Through the later 1860's, placer claims were consolidated, and hydraulicking began to replace shaft and drift placer operations. A complex and expensive system of dams and ditches brought water from the mountains to hydraulic mines near Nevada City. High up Alder Gulch, several lucrative hardrock mines operated stamp mills. Four Chilean mills, brought at tremendous labor over the Bozeman trail, operated at Union City. But the hard-rock gold was richest near the surface, and ore values lessened as the shafts deepened. After the territorial capital moved to Helena in 1875, Virginia City slowly lost population. Hydraulic mining and several large hard-rock mines continued to operate into the early 1890's.

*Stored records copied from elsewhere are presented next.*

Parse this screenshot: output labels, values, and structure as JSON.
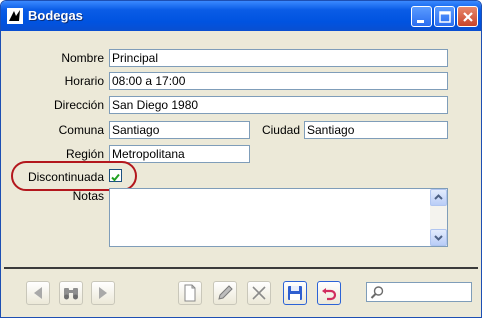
{
  "window": {
    "title": "Bodegas"
  },
  "form": {
    "nombre": {
      "label": "Nombre",
      "value": "Principal"
    },
    "horario": {
      "label": "Horario",
      "value": "08:00 a 17:00"
    },
    "direccion": {
      "label": "Dirección",
      "value": "San Diego 1980"
    },
    "comuna": {
      "label": "Comuna",
      "value": "Santiago"
    },
    "ciudad": {
      "label": "Ciudad",
      "value": "Santiago"
    },
    "region": {
      "label": "Región",
      "value": "Metropolitana"
    },
    "discontinuada": {
      "label": "Discontinuada",
      "checked": true
    },
    "notas": {
      "label": "Notas",
      "value": ""
    }
  },
  "toolbar": {
    "buttons": [
      "previous-record",
      "search-records",
      "next-record",
      "new-record",
      "edit-record",
      "delete-record",
      "save-record",
      "undo-changes"
    ],
    "search": {
      "placeholder": ""
    }
  },
  "colors": {
    "highlight": "#b3171d",
    "titlebar": "#0053e0"
  }
}
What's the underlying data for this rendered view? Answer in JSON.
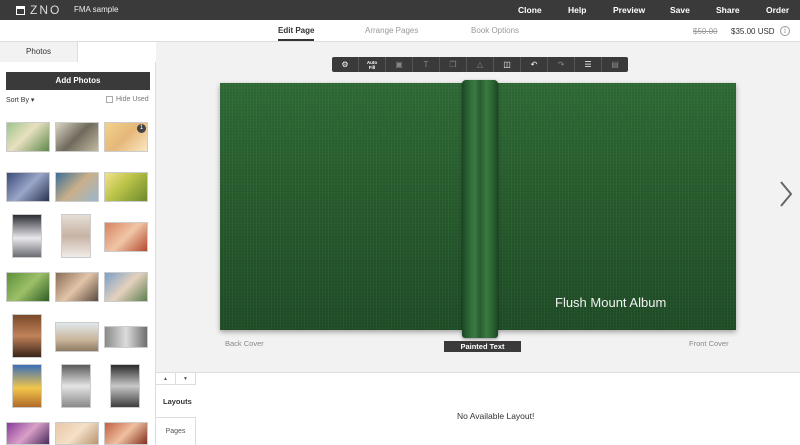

In 1897, the Conrey Placer Mining Co. began using the new placer mining technology of dredging. Four huge dredges were eventually built and the installation of high voltage power lines, brought in to power the dredges, made electrical history in Alder Gulch. Dredging continues into the 1930's. At the beginning of World War II, however, gold was declared a "nonessential mineral," and dynamiting was discontinued. While a few small placer and hard rock operations continue even today, Virginia City's economy has depended upon tourism since the beginning of the Bovey's restoration efforts in the 1940's.
The area near Virginia and Nevada Cities in Alder Gulch held the richest placer gold deposits in Montana, and some say richer than anywhere on earth. According to research done in the 1920's, over one hundred million dollars worth of gold had been removed from the gulch. At today's prices, Alder Gulch has yielded over two and a half billion dollars worth of gold.